7. National Botanic Garden of Wales – If nature is what you seek, apart from the countless nature walks you can do around Brechfa Forest Barns, visit the National Botanic Garden of Wales. To our surprise, January is free to enter and, even though it’s cold and not much is growing outside, the indoor area is beautiful and colorful. You can observe flora form around the world including South Africa, Australia, USA, and Chile.
8. Pentre Ifan – For history buffs, South Wales offers a plethora of ancient sites like Pentre Ifan. Dating from approximately 3,500 B.C. it was possibly used as a communal burial site. It is the largest and best-preserved Neolithic dolmen in Wales. It’s free to visit and open at all hours. Just push the little gate and enter.

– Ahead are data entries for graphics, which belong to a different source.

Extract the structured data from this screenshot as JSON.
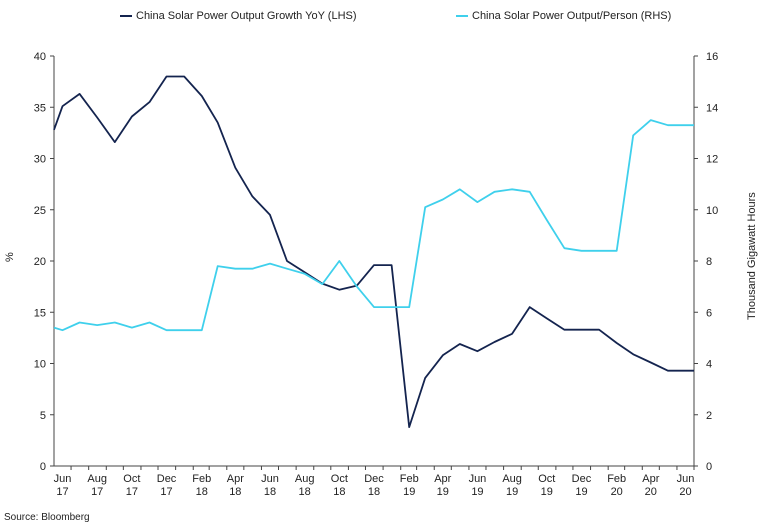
{
  "chart_data": {
    "type": "line",
    "legend": [
      {
        "name": "China Solar Power Output Growth YoY (LHS)",
        "color": "#14244f"
      },
      {
        "name": "China Solar Power Output/Person (RHS)",
        "color": "#3fd0ec"
      }
    ],
    "x_tick_labels": [
      [
        "Jun",
        "17"
      ],
      [
        "Aug",
        "17"
      ],
      [
        "Oct",
        "17"
      ],
      [
        "Dec",
        "17"
      ],
      [
        "Feb",
        "18"
      ],
      [
        "Apr",
        "18"
      ],
      [
        "Jun",
        "18"
      ],
      [
        "Aug",
        "18"
      ],
      [
        "Oct",
        "18"
      ],
      [
        "Dec",
        "18"
      ],
      [
        "Feb",
        "19"
      ],
      [
        "Apr",
        "19"
      ],
      [
        "Jun",
        "19"
      ],
      [
        "Aug",
        "19"
      ],
      [
        "Oct",
        "19"
      ],
      [
        "Dec",
        "19"
      ],
      [
        "Feb",
        "20"
      ],
      [
        "Apr",
        "20"
      ],
      [
        "Jun",
        "20"
      ]
    ],
    "x": [
      "2017-05-31",
      "2017-06-15",
      "2017-07-15",
      "2017-08-15",
      "2017-09-15",
      "2017-10-15",
      "2017-11-15",
      "2017-12-15",
      "2018-01-15",
      "2018-02-15",
      "2018-03-15",
      "2018-04-15",
      "2018-05-15",
      "2018-06-15",
      "2018-07-15",
      "2018-08-15",
      "2018-09-15",
      "2018-10-15",
      "2018-11-15",
      "2018-12-15",
      "2019-01-15",
      "2019-02-15",
      "2019-03-15",
      "2019-04-15",
      "2019-05-15",
      "2019-06-15",
      "2019-07-15",
      "2019-08-15",
      "2019-09-15",
      "2019-10-15",
      "2019-11-15",
      "2019-12-15",
      "2020-01-15",
      "2020-02-15",
      "2020-03-15",
      "2020-04-15",
      "2020-05-15",
      "2020-06-15",
      "2020-06-30"
    ],
    "series": [
      {
        "name": "China Solar Power Output Growth YoY (LHS)",
        "axis": "left",
        "color": "#14244f",
        "values": [
          32.8,
          35.1,
          36.3,
          34.0,
          31.6,
          34.1,
          35.5,
          38.0,
          38.0,
          36.1,
          33.5,
          29.1,
          26.3,
          24.5,
          20.0,
          18.9,
          17.8,
          17.2,
          17.6,
          19.6,
          19.6,
          3.8,
          8.6,
          10.8,
          11.9,
          11.2,
          12.1,
          12.9,
          15.5,
          14.4,
          13.3,
          13.3,
          13.3,
          12.0,
          10.9,
          10.1,
          9.3,
          9.3,
          9.3
        ]
      },
      {
        "name": "China Solar Power Output/Person (RHS)",
        "axis": "right",
        "color": "#3fd0ec",
        "values": [
          5.4,
          5.3,
          5.6,
          5.5,
          5.6,
          5.4,
          5.6,
          5.3,
          5.3,
          5.3,
          7.8,
          7.7,
          7.7,
          7.9,
          7.7,
          7.5,
          7.1,
          8.0,
          7.0,
          6.2,
          6.2,
          6.2,
          10.1,
          10.4,
          10.8,
          10.3,
          10.7,
          10.8,
          10.7,
          9.6,
          8.5,
          8.4,
          8.4,
          8.4,
          12.9,
          13.5,
          13.3,
          13.3,
          13.3
        ]
      }
    ],
    "y_left": {
      "label": "%",
      "min": 0,
      "max": 40,
      "step": 5
    },
    "y_right": {
      "label": "Thousand Gigawatt Hours",
      "min": 0,
      "max": 16,
      "step": 2
    },
    "x_range": [
      "2017-05-31",
      "2020-06-30"
    ],
    "grid": false
  },
  "source": "Source: Bloomberg"
}
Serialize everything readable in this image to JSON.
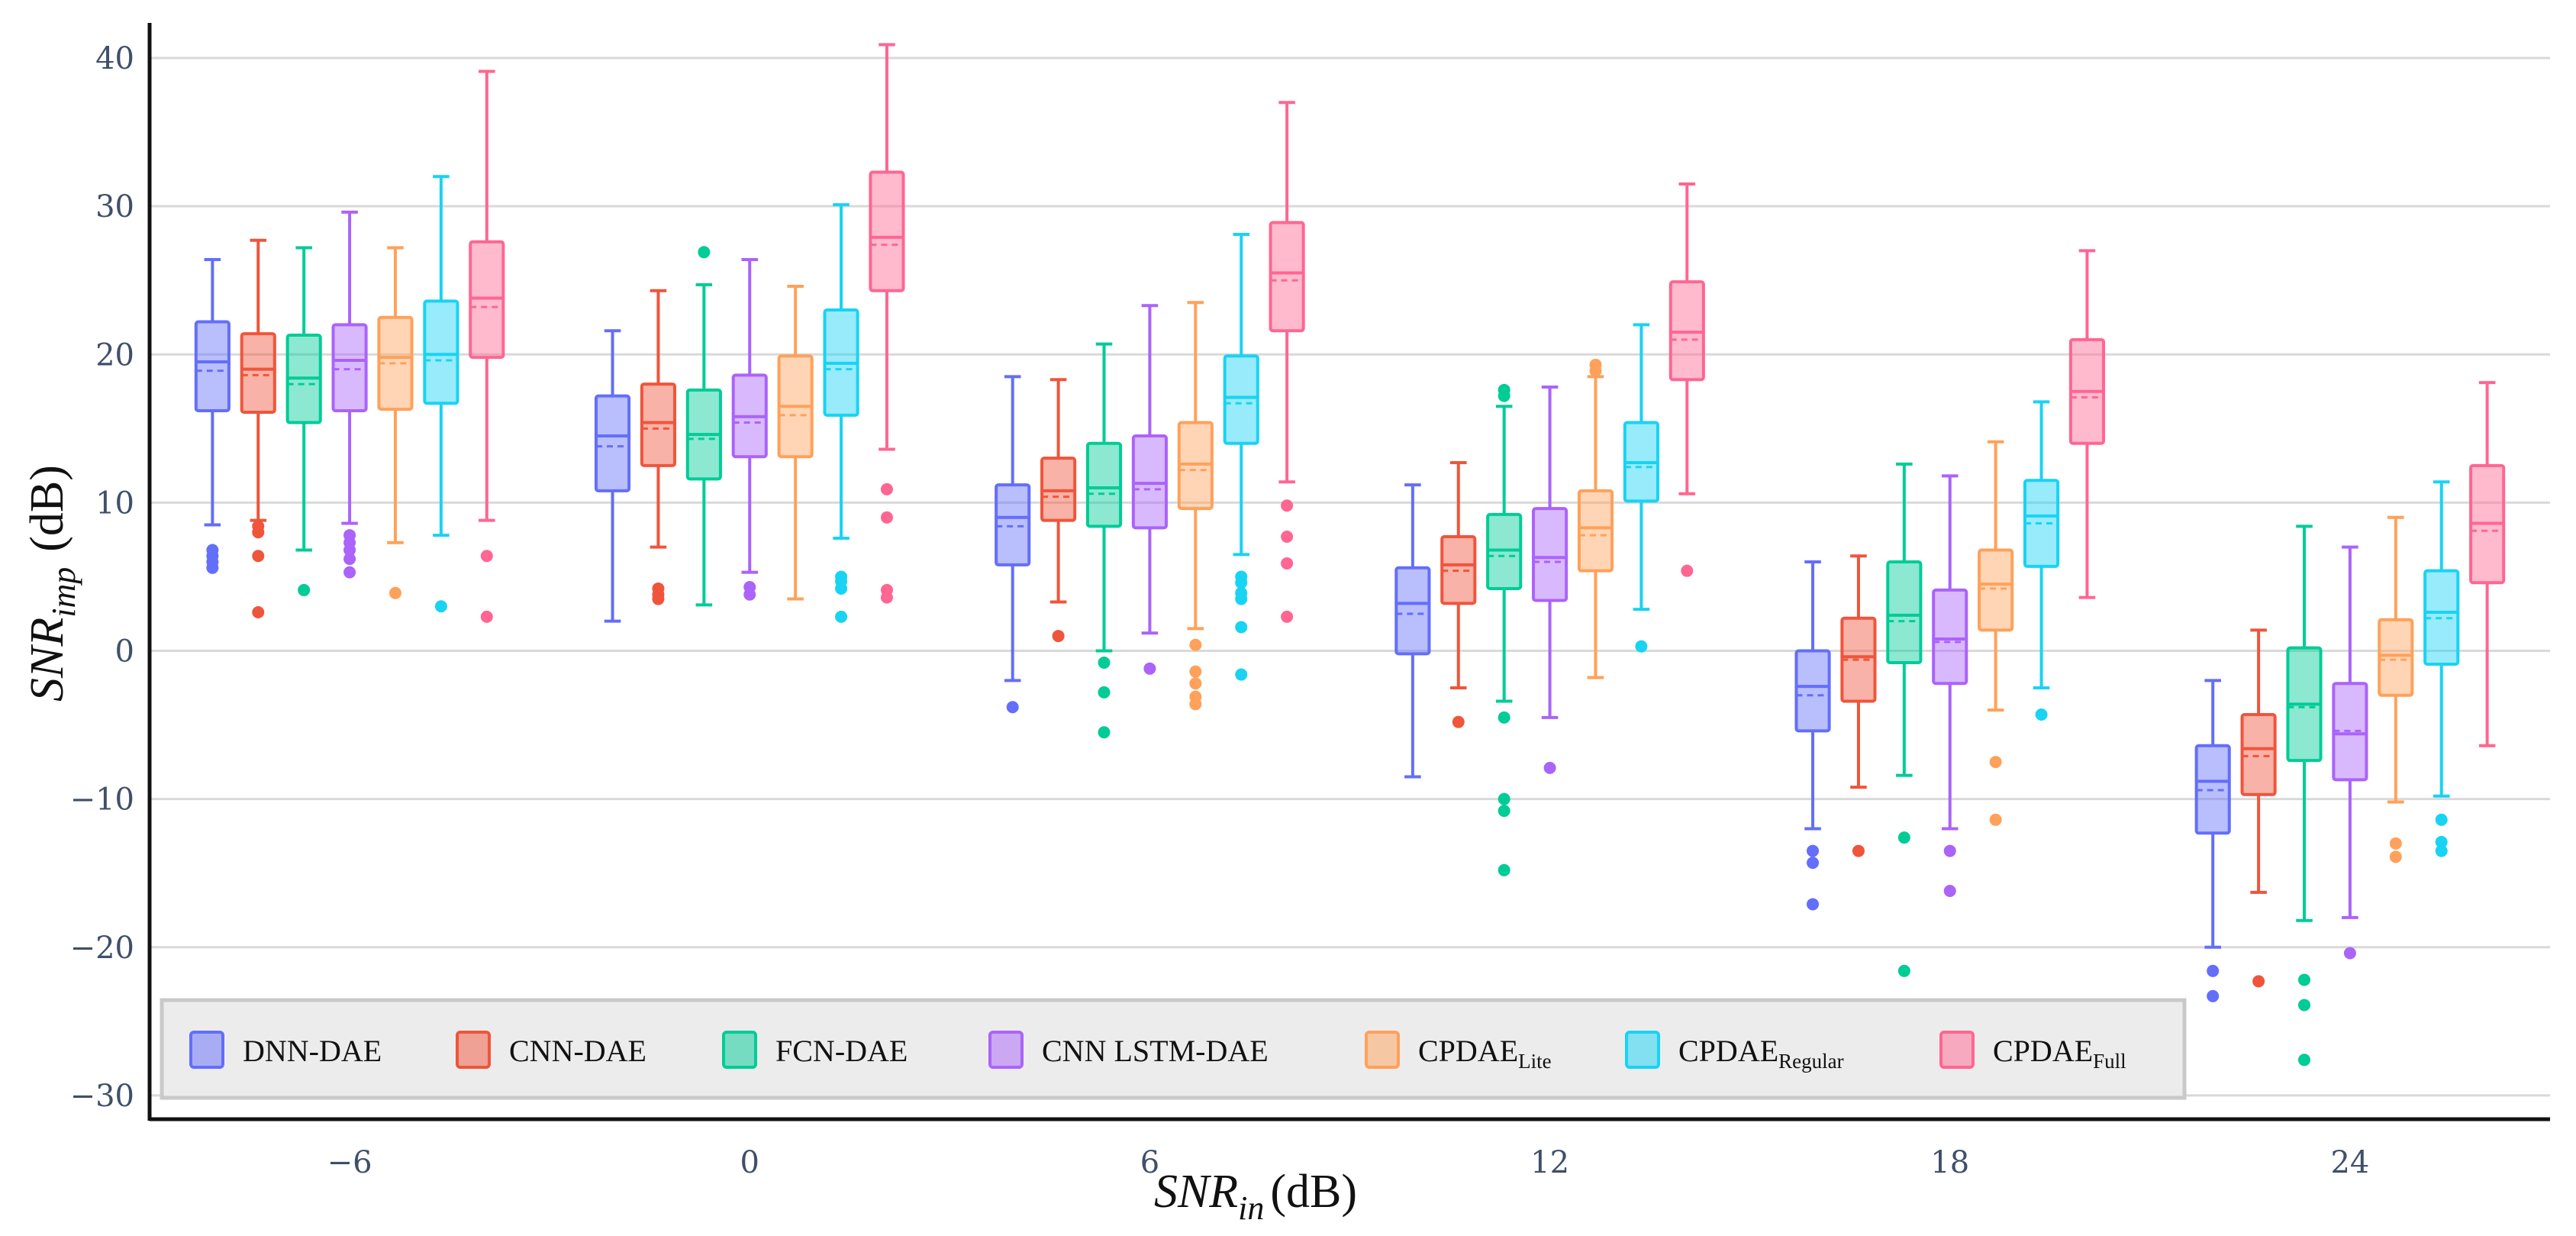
{
  "chart_data": {
    "type": "box",
    "title": "",
    "xlabel": {
      "main": "SNR",
      "sub": "in",
      "unit": "(dB)"
    },
    "ylabel": {
      "main": "SNR",
      "sub": "imp",
      "unit": "(dB)"
    },
    "ylim": [
      -32,
      42
    ],
    "yticks": [
      40,
      30,
      20,
      10,
      0,
      -10,
      -20,
      -30
    ],
    "ytick_labels": [
      "40",
      "30",
      "20",
      "10",
      "0",
      "−10",
      "−20",
      "−30"
    ],
    "categories": [
      "−6",
      "0",
      "6",
      "12",
      "18",
      "24"
    ],
    "grid": true,
    "legend_position": "bottom-left",
    "series": [
      {
        "name": "DNN-DAE",
        "label_main": "DNN-DAE",
        "label_sub": "",
        "color": "#636efa",
        "boxes": [
          {
            "lowerfence": 8.5,
            "q1": 16.2,
            "median": 19.5,
            "mean": 18.9,
            "q3": 22.2,
            "upperfence": 26.4,
            "outliers": [
              5.6,
              6.0,
              6.4,
              6.8
            ]
          },
          {
            "lowerfence": 2.0,
            "q1": 10.8,
            "median": 14.5,
            "mean": 13.8,
            "q3": 17.2,
            "upperfence": 21.6,
            "outliers": []
          },
          {
            "lowerfence": -2.0,
            "q1": 5.8,
            "median": 9.0,
            "mean": 8.4,
            "q3": 11.2,
            "upperfence": 18.5,
            "outliers": [
              -3.8
            ]
          },
          {
            "lowerfence": -8.5,
            "q1": -0.2,
            "median": 3.2,
            "mean": 2.5,
            "q3": 5.6,
            "upperfence": 11.2,
            "outliers": []
          },
          {
            "lowerfence": -12.0,
            "q1": -5.4,
            "median": -2.4,
            "mean": -3.0,
            "q3": 0.0,
            "upperfence": 6.0,
            "outliers": [
              -13.5,
              -14.3,
              -17.1
            ]
          },
          {
            "lowerfence": -20.0,
            "q1": -12.3,
            "median": -8.8,
            "mean": -9.4,
            "q3": -6.4,
            "upperfence": -2.0,
            "outliers": [
              -21.6,
              -23.3
            ]
          }
        ]
      },
      {
        "name": "CNN-DAE",
        "label_main": "CNN-DAE",
        "label_sub": "",
        "color": "#ef553b",
        "boxes": [
          {
            "lowerfence": 8.8,
            "q1": 16.1,
            "median": 19.0,
            "mean": 18.6,
            "q3": 21.4,
            "upperfence": 27.7,
            "outliers": [
              2.6,
              6.4,
              8.0,
              8.4
            ]
          },
          {
            "lowerfence": 7.0,
            "q1": 12.5,
            "median": 15.4,
            "mean": 15.0,
            "q3": 18.0,
            "upperfence": 24.3,
            "outliers": [
              3.5,
              3.8,
              4.2
            ]
          },
          {
            "lowerfence": 3.3,
            "q1": 8.8,
            "median": 10.8,
            "mean": 10.4,
            "q3": 13.0,
            "upperfence": 18.3,
            "outliers": [
              1.0
            ]
          },
          {
            "lowerfence": -2.5,
            "q1": 3.2,
            "median": 5.8,
            "mean": 5.4,
            "q3": 7.7,
            "upperfence": 12.7,
            "outliers": [
              -4.8
            ]
          },
          {
            "lowerfence": -9.2,
            "q1": -3.4,
            "median": -0.4,
            "mean": -0.6,
            "q3": 2.2,
            "upperfence": 6.4,
            "outliers": [
              -13.5
            ]
          },
          {
            "lowerfence": -16.3,
            "q1": -9.7,
            "median": -6.6,
            "mean": -7.1,
            "q3": -4.3,
            "upperfence": 1.4,
            "outliers": [
              -22.3
            ]
          }
        ]
      },
      {
        "name": "FCN-DAE",
        "label_main": "FCN-DAE",
        "label_sub": "",
        "color": "#00cc96",
        "boxes": [
          {
            "lowerfence": 6.8,
            "q1": 15.4,
            "median": 18.4,
            "mean": 18.0,
            "q3": 21.3,
            "upperfence": 27.2,
            "outliers": [
              4.1
            ]
          },
          {
            "lowerfence": 3.1,
            "q1": 11.6,
            "median": 14.6,
            "mean": 14.3,
            "q3": 17.6,
            "upperfence": 24.7,
            "outliers": [
              26.9
            ]
          },
          {
            "lowerfence": 0.0,
            "q1": 8.4,
            "median": 11.0,
            "mean": 10.6,
            "q3": 14.0,
            "upperfence": 20.7,
            "outliers": [
              -0.8,
              -2.8,
              -5.5
            ]
          },
          {
            "lowerfence": -3.4,
            "q1": 4.2,
            "median": 6.8,
            "mean": 6.4,
            "q3": 9.2,
            "upperfence": 16.5,
            "outliers": [
              17.2,
              17.6,
              -4.5,
              -10.0,
              -10.8,
              -14.8
            ]
          },
          {
            "lowerfence": -8.4,
            "q1": -0.8,
            "median": 2.4,
            "mean": 2.0,
            "q3": 6.0,
            "upperfence": 12.6,
            "outliers": [
              -12.6,
              -21.6
            ]
          },
          {
            "lowerfence": -18.2,
            "q1": -7.4,
            "median": -3.6,
            "mean": -3.8,
            "q3": 0.2,
            "upperfence": 8.4,
            "outliers": [
              -22.2,
              -23.9,
              -27.6
            ]
          }
        ]
      },
      {
        "name": "CNN LSTM-DAE",
        "label_main": "CNN LSTM-DAE",
        "label_sub": "",
        "color": "#ab63fa",
        "boxes": [
          {
            "lowerfence": 8.6,
            "q1": 16.2,
            "median": 19.6,
            "mean": 19.0,
            "q3": 22.0,
            "upperfence": 29.6,
            "outliers": [
              5.3,
              6.2,
              6.8,
              7.3,
              7.8
            ]
          },
          {
            "lowerfence": 5.3,
            "q1": 13.1,
            "median": 15.8,
            "mean": 15.4,
            "q3": 18.6,
            "upperfence": 26.4,
            "outliers": [
              3.8,
              4.3
            ]
          },
          {
            "lowerfence": 1.2,
            "q1": 8.3,
            "median": 11.3,
            "mean": 10.9,
            "q3": 14.5,
            "upperfence": 23.3,
            "outliers": [
              -1.2
            ]
          },
          {
            "lowerfence": -4.5,
            "q1": 3.4,
            "median": 6.3,
            "mean": 6.0,
            "q3": 9.6,
            "upperfence": 17.8,
            "outliers": [
              -7.9
            ]
          },
          {
            "lowerfence": -12.0,
            "q1": -2.2,
            "median": 0.8,
            "mean": 0.6,
            "q3": 4.1,
            "upperfence": 11.8,
            "outliers": [
              -13.5,
              -16.2
            ]
          },
          {
            "lowerfence": -18.0,
            "q1": -8.7,
            "median": -5.6,
            "mean": -5.4,
            "q3": -2.2,
            "upperfence": 7.0,
            "outliers": [
              -20.4
            ]
          }
        ]
      },
      {
        "name": "CPDAE_Lite",
        "label_main": "CPDAE",
        "label_sub": "Lite",
        "color": "#ffa15a",
        "boxes": [
          {
            "lowerfence": 7.3,
            "q1": 16.3,
            "median": 19.8,
            "mean": 19.4,
            "q3": 22.5,
            "upperfence": 27.2,
            "outliers": [
              3.9
            ]
          },
          {
            "lowerfence": 3.5,
            "q1": 13.1,
            "median": 16.5,
            "mean": 15.9,
            "q3": 19.9,
            "upperfence": 24.6,
            "outliers": []
          },
          {
            "lowerfence": 1.5,
            "q1": 9.6,
            "median": 12.6,
            "mean": 12.2,
            "q3": 15.4,
            "upperfence": 23.5,
            "outliers": [
              0.4,
              -1.4,
              -2.2,
              -3.1,
              -3.6
            ]
          },
          {
            "lowerfence": -1.8,
            "q1": 5.4,
            "median": 8.3,
            "mean": 7.8,
            "q3": 10.8,
            "upperfence": 18.5,
            "outliers": [
              19.3,
              18.9
            ]
          },
          {
            "lowerfence": -4.0,
            "q1": 1.4,
            "median": 4.5,
            "mean": 4.2,
            "q3": 6.8,
            "upperfence": 14.1,
            "outliers": [
              -7.5,
              -11.4
            ]
          },
          {
            "lowerfence": -10.2,
            "q1": -3.0,
            "median": -0.3,
            "mean": -0.6,
            "q3": 2.1,
            "upperfence": 9.0,
            "outliers": [
              -13.0,
              -13.9
            ]
          }
        ]
      },
      {
        "name": "CPDAE_Regular",
        "label_main": "CPDAE",
        "label_sub": "Regular",
        "color": "#19d3f3",
        "boxes": [
          {
            "lowerfence": 7.8,
            "q1": 16.7,
            "median": 20.0,
            "mean": 19.6,
            "q3": 23.6,
            "upperfence": 32.0,
            "outliers": [
              3.0
            ]
          },
          {
            "lowerfence": 7.6,
            "q1": 15.9,
            "median": 19.4,
            "mean": 19.0,
            "q3": 23.0,
            "upperfence": 30.1,
            "outliers": [
              2.3,
              4.2,
              4.7,
              5.0
            ]
          },
          {
            "lowerfence": 6.5,
            "q1": 14.0,
            "median": 17.1,
            "mean": 16.7,
            "q3": 19.9,
            "upperfence": 28.1,
            "outliers": [
              5.0,
              4.6,
              3.9,
              3.5,
              1.6,
              -1.6
            ]
          },
          {
            "lowerfence": 2.8,
            "q1": 10.1,
            "median": 12.7,
            "mean": 12.4,
            "q3": 15.4,
            "upperfence": 22.0,
            "outliers": [
              0.3
            ]
          },
          {
            "lowerfence": -2.5,
            "q1": 5.7,
            "median": 9.1,
            "mean": 8.6,
            "q3": 11.5,
            "upperfence": 16.8,
            "outliers": [
              -4.3
            ]
          },
          {
            "lowerfence": -9.8,
            "q1": -0.9,
            "median": 2.6,
            "mean": 2.2,
            "q3": 5.4,
            "upperfence": 11.4,
            "outliers": [
              -11.4,
              -12.9,
              -13.5
            ]
          }
        ]
      },
      {
        "name": "CPDAE_Full",
        "label_main": "CPDAE",
        "label_sub": "Full",
        "color": "#ff6692",
        "boxes": [
          {
            "lowerfence": 8.8,
            "q1": 19.8,
            "median": 23.8,
            "mean": 23.2,
            "q3": 27.6,
            "upperfence": 39.1,
            "outliers": [
              6.4,
              2.3
            ]
          },
          {
            "lowerfence": 13.6,
            "q1": 24.3,
            "median": 27.9,
            "mean": 27.4,
            "q3": 32.3,
            "upperfence": 40.9,
            "outliers": [
              10.9,
              9.0,
              4.1,
              3.6
            ]
          },
          {
            "lowerfence": 11.4,
            "q1": 21.6,
            "median": 25.5,
            "mean": 25.0,
            "q3": 28.9,
            "upperfence": 37.0,
            "outliers": [
              9.8,
              7.7,
              5.9,
              2.3
            ]
          },
          {
            "lowerfence": 10.6,
            "q1": 18.3,
            "median": 21.5,
            "mean": 21.0,
            "q3": 24.9,
            "upperfence": 31.5,
            "outliers": [
              5.4
            ]
          },
          {
            "lowerfence": 3.6,
            "q1": 14.0,
            "median": 17.5,
            "mean": 17.1,
            "q3": 21.0,
            "upperfence": 27.0,
            "outliers": []
          },
          {
            "lowerfence": -6.4,
            "q1": 4.6,
            "median": 8.6,
            "mean": 8.1,
            "q3": 12.5,
            "upperfence": 18.1,
            "outliers": []
          }
        ]
      }
    ]
  }
}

9. Caerleon Roman Ruins – South Wales is also home to the largest Roman settlement in Britain. The remains of some 75 amphitheatres have been located in widely scattered areas of the Roman Empire. The amphitheatre in Caerleon is the best-preserved example in Britain. The remains at Caerleon provide a vivid picture of life in second-century Roman Britain. Caerleon has the finest remains of Roman barrack buildings in Europe.
The National Roman Legion Museum houses a superb display of artifacts found in the region, as well as having demonstration rooms and a reconstruction of legionaries’ quarters. Visiting the entire Roman site including the museum is free of charge.
10. Traditional Welsh food – I always want to try the traditional food in each country we visit. In Wales, two of the traditional dishes we tried were faggots and cawl.
Faggots are a traditional dish in the UK, especially south and mid Wales and the Midlands of England. A faggot is traditionally made from pig’s heart, liver, and fatty belly meat or bacon minced together, with herbs added for flavoring. Faggots originated as a traditional cheap food of ordinary country people in Western England. I enjoyed it but it’s definitely a meal I would not have all the time due to its richness.
Cawl is made with lamb and locally grown vegetables served with a crusty bread roll and locally produced cheese. It’s a delicious and hearty meal.
Wales is a wonderful country, worth visiting. The vastness of green, rolling hills, the forests, the ancient ruins and castles, are begging to be explored.